Лиля продолжала смотреть испытующе.
– И у тебя квартира в Москве!
– Тоже мне, квартира! Не квартира вовсе, а частный дом в Подмосковье!
Тут Дубов почти не соврал, и на душе у него стало полегче. Впрочем, он и про курорты говорил правду, и про ноутбук! Сломай он его, сам себе бы по затылку настучал! Только чего это Лиля смотрит так испытующе?
Стюардессы принялись разносить напитки. Очень вовремя. Лиля соскочила со своего антиолигархического бзика.
– Что ты обо всем происходящем думаешь? – спросила она, залпом прикончив свою порцию апельсинового сока. – Как странно, мы об этом почти не говорим... Ведь то, что творится... Мистика?
– Да. Мистика. Но, боюсь, у меня не припасено ни осинового кола, ни серебряной пули. Я даже святой водой не вооружился...
– Зря, – серьезно заметила Лиля.
Ей была неприятна эта шуточка. И хотела Грише сказать, а вот не скажет теперь, что у нее в сумке лежит склянка крещенской освященной водицы! Женским чутьем Лиля понимала, что не стоит говорить и о том, что Димка Попов явился ей после смерти. Если уж Гриша так отреагировал на рассказ о вполне земных встречах, то загробное свидание его просто взбесит!

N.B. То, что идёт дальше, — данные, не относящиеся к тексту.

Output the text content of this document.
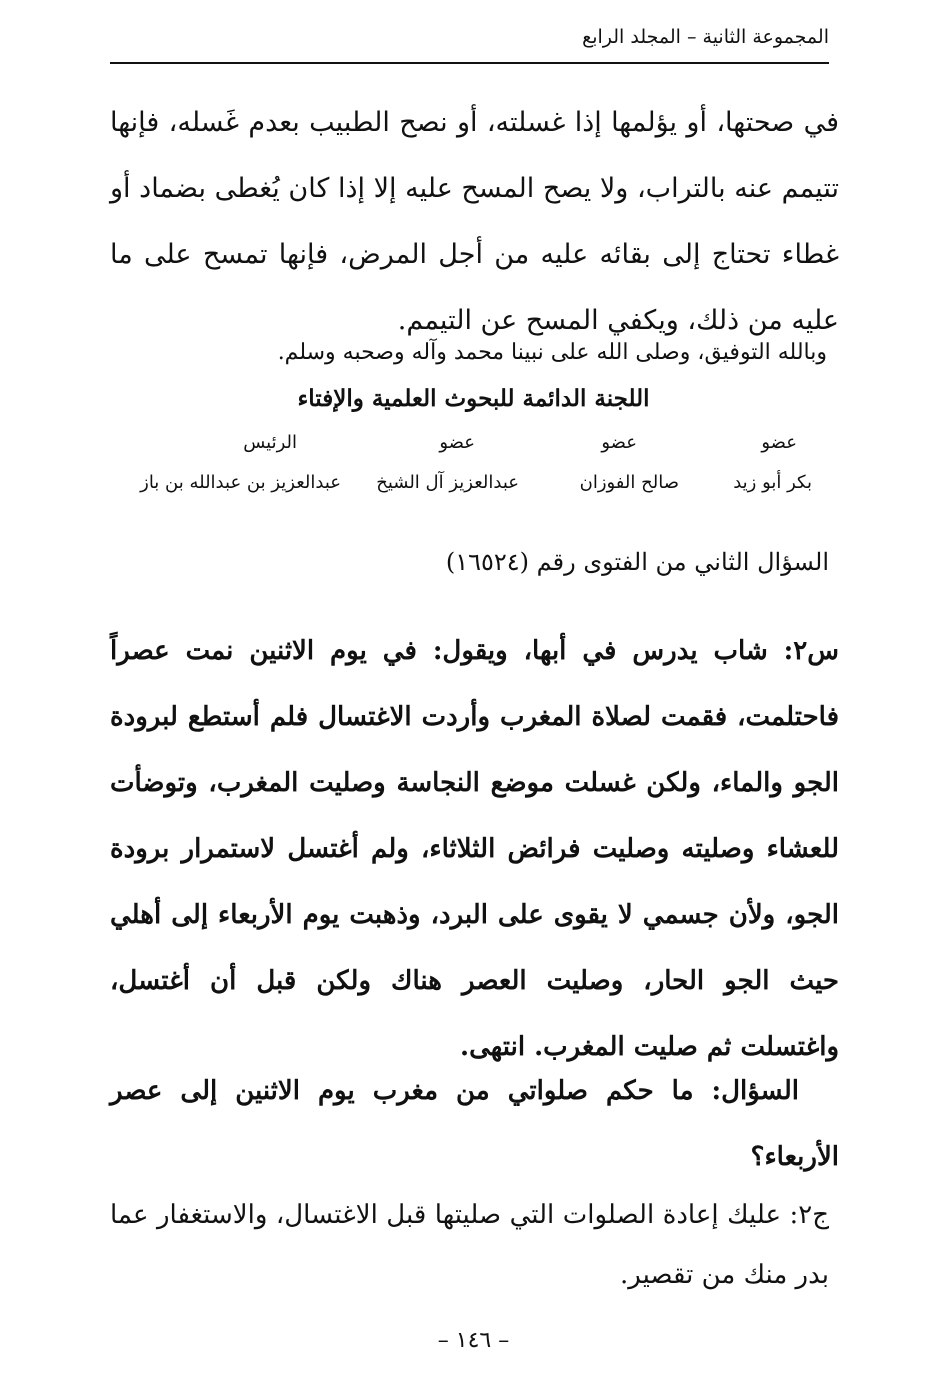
المجموعة الثانية – المجلد الرابع
في صحتها، أو يؤلمها إذا غسلته، أو نصح الطبيب بعدم غَسله، فإنها تتيمم عنه بالتراب، ولا يصح المسح عليه إلا إذا كان يُغطى بضماد أو غطاء تحتاج إلى بقائه عليه من أجل المرض، فإنها تمسح على ما عليه من ذلك، ويكفي المسح عن التيمم.
وبالله التوفيق، وصلى الله على نبينا محمد وآله وصحبه وسلم.
اللجنة الدائمة للبحوث العلمية والإفتاء
عضو
عضو
عضو
الرئيس
بكر أبو زيد
صالح الفوزان
عبدالعزيز آل الشيخ
عبدالعزيز بن عبدالله بن باز
السؤال الثاني من الفتوى رقم (١٦٥٢٤)
س٢: شاب يدرس في أبها، ويقول: في يوم الاثنين نمت عصراً فاحتلمت، فقمت لصلاة المغرب وأردت الاغتسال فلم أستطع لبرودة الجو والماء، ولكن غسلت موضع النجاسة وصليت المغرب، وتوضأت للعشاء وصليته وصليت فرائض الثلاثاء، ولم أغتسل لاستمرار برودة الجو، ولأن جسمي لا يقوى على البرد، وذهبت يوم الأربعاء إلى أهلي حيث الجو الحار، وصليت العصر هناك ولكن قبل أن أغتسل، واغتسلت ثم صليت المغرب. انتهى.
السؤال: ما حكم صلواتي من مغرب يوم الاثنين إلى عصر الأربعاء؟
ج٢: عليك إعادة الصلوات التي صليتها قبل الاغتسال، والاستغفار عما بدر منك من تقصير.
– ١٤٦ –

– Лиль, не обижайся, – попросил Дубов, уловив ее напряжение. – Я не хотел. Я дурак. Понимаешь, никакого рационального объяснения отыскать у меня не получается. Пока. Быть может, мир выглядит иначе, чем я себе представлял до встречи с тобой, и безумная иррациональность находится ближе к повседневности, чем мы предполагали раньше. Но это не значит, что нужно визжать без умолку и говорить об этом непрерывно. Можно и вздремнуть, и соку попить, и я даже поцелую тебя сейчас с удовольствием, вот как! Я не знаю, как следует себя вести при встрече с необъяснимым. Но, быть может, чтобы остаться собой, сохранить здравый смысл и способность к действиям... Может, нужно научиться реагировать спокойно.

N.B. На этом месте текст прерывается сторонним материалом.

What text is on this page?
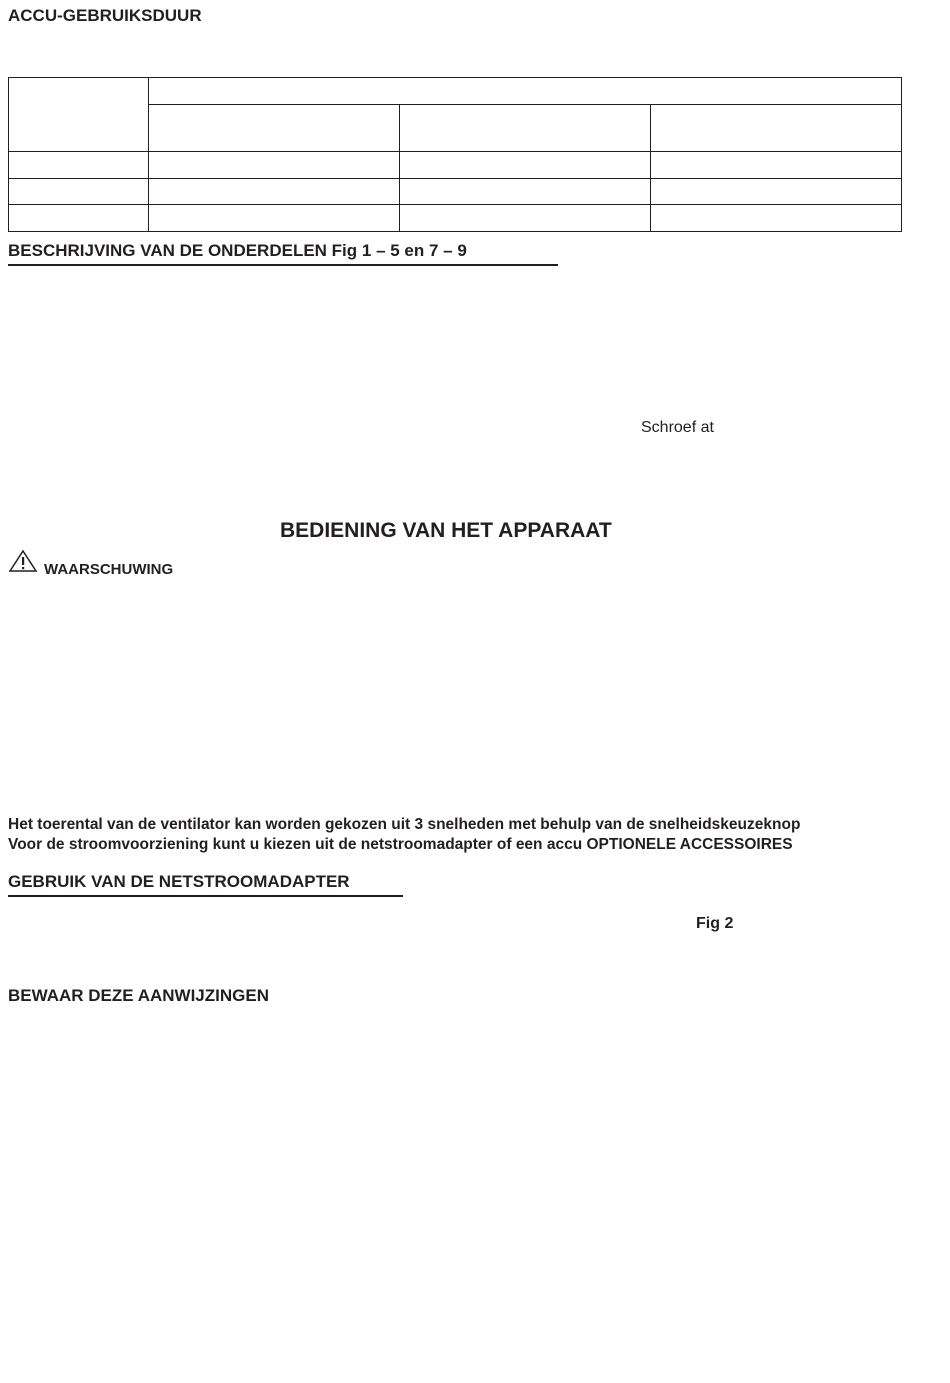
ACCU-GEBRUIKSDUUR

BESCHRIJVING VAN DE ONDERDELEN Fig 1 – 5 en 7 – 9
Schroef at
BEDIENING VAN HET APPARAAT
WAARSCHUWING
Het toerental van de ventilator kan worden gekozen uit 3 snelheden met behulp van de snelheidskeuzeknop
Voor de stroomvoorziening kunt u kiezen uit de netstroomadapter of een accu OPTIONELE ACCESSOIRES
GEBRUIK VAN DE NETSTROOMADAPTER
Fig 2
BEWAAR DEZE AANWIJZINGEN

...В какой-то момент Лиле показалось, что ее ноги лишились опоры. Она кинула взгляд на Дубова, но тот продолжал рассуждать, как ни в чем не бывало. Остальные пассажиры тоже вели себя спокойно. Пожилые муж и жена, похожие друг на друга, как брат и сестра, вместе читали одну газету. Девушка в ярко-красном костюме слушала в наушниках музыку, отбивая пальчиками ритм мелодии. Южный человек, закрыв глаза, то ли дремал, покачиваясь, то ли думал о чем-то своем, далеком... Значит, только показалось.

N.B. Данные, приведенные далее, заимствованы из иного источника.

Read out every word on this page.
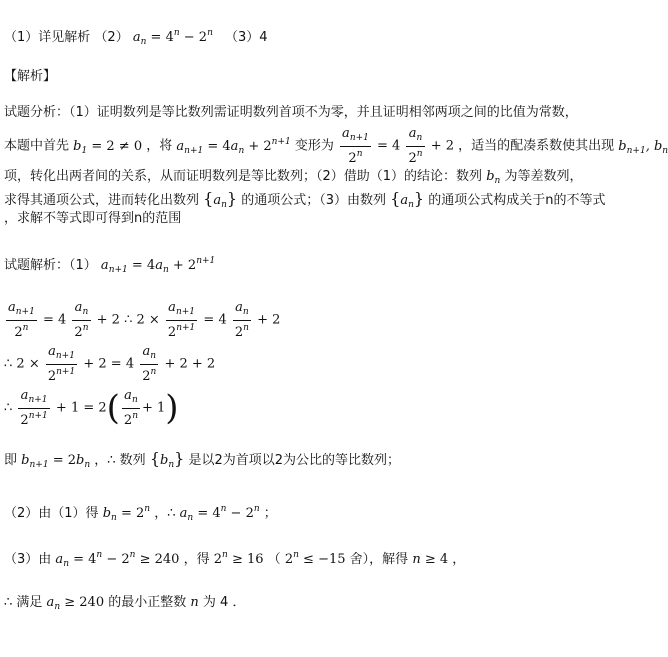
（1）详见解析 （2） $a_n = 4^n - 2^n$ （3）4
【解析】
试题分析：（1）证明数列是等比数列需证明数列首项不为零，并且证明相邻两项之间的比值为常数，
本题中首先 $b_1 = 2 \ne 0$ ，将 $a_{n+1} = 4a_n + 2^{n+1}$ 变形为 $\frac{a_{n+1}}{2^n} = 4 \frac{a_n}{2^n} + 2$ ，适当的配凑系数使其出现 $b_{n+1}$, $b_n$
项，转化出两者间的关系，从而证明数列是等比数列；（2）借助（1）的结论：数列 $b_n$ 为等差数列，
求得其通项公式，进而转化出数列 $\{a_n\}$ 的通项公式；（3）由数列 $\{a_n\}$ 的通项公式构成关于n的不等式
，求解不等式即可得到n的范围
试题解析：（1） $a_{n+1} = 4a_n + 2^{n+1}$
$\frac{a_{n+1}}{2^n} = 4 \frac{a_n}{2^n} + 2$ ∴ $2 \times \frac{a_{n+1}}{2^{n+1}} = 4 \frac{a_n}{2^n} + 2$
∴ $2 \times \frac{a_{n+1}}{2^{n+1}} + 2 = 4 \frac{a_n}{2^n} + 2 + 2$
∴ $\frac{a_{n+1}}{2^{n+1}} + 1 = 2( \frac{a_n}{2^n} + 1)$
即 $b_{n+1} = 2b_n$ ，∴ 数列 $\{b_n\}$ 是以2为首项以2为公比的等比数列；
（2）由（1）得 $b_n = 2^n$ ，∴ $a_n = 4^n - 2^n$ ；
（3）由 $a_n = 4^n - 2^n \ge 240$ ，得 $2^n \ge 16$ （ $2^n \le -15$ 舍），解得 n ≥ 4 ，
∴ 满足 $a_n \ge 240$ 的最小正整数 n 为 4 ．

– Гриш, что там за окном? – робко спросила она Дубова.
– Не за окном, а за бортом. Там облака. Громадные. Посмотри.
Лиле было как-то не по себе от недавнего дискомфорта, но, пересилив свой страх, она потянулась к иллюминатору. Там, за круглым стеклянным оком, торжественно и могущественно простиралась другая жизнь. Могучие крыши облачных строений, увиденные сверху, потрясли Лилю. «Когда-то, то ли во сне, то ли наяву, я была здесь...» И точно так же царствовали над этими просторами облака, и точно таким же прозрачным – до звона в ушах! – был воздух, и точно такой же игрушечно-крошечной виделась ей земля в прогалах меж облаками. Вон и солнце, идущее на посадку, протягивает ей, Лиле, свою огненную руку, словно зовет с собой за горизонт...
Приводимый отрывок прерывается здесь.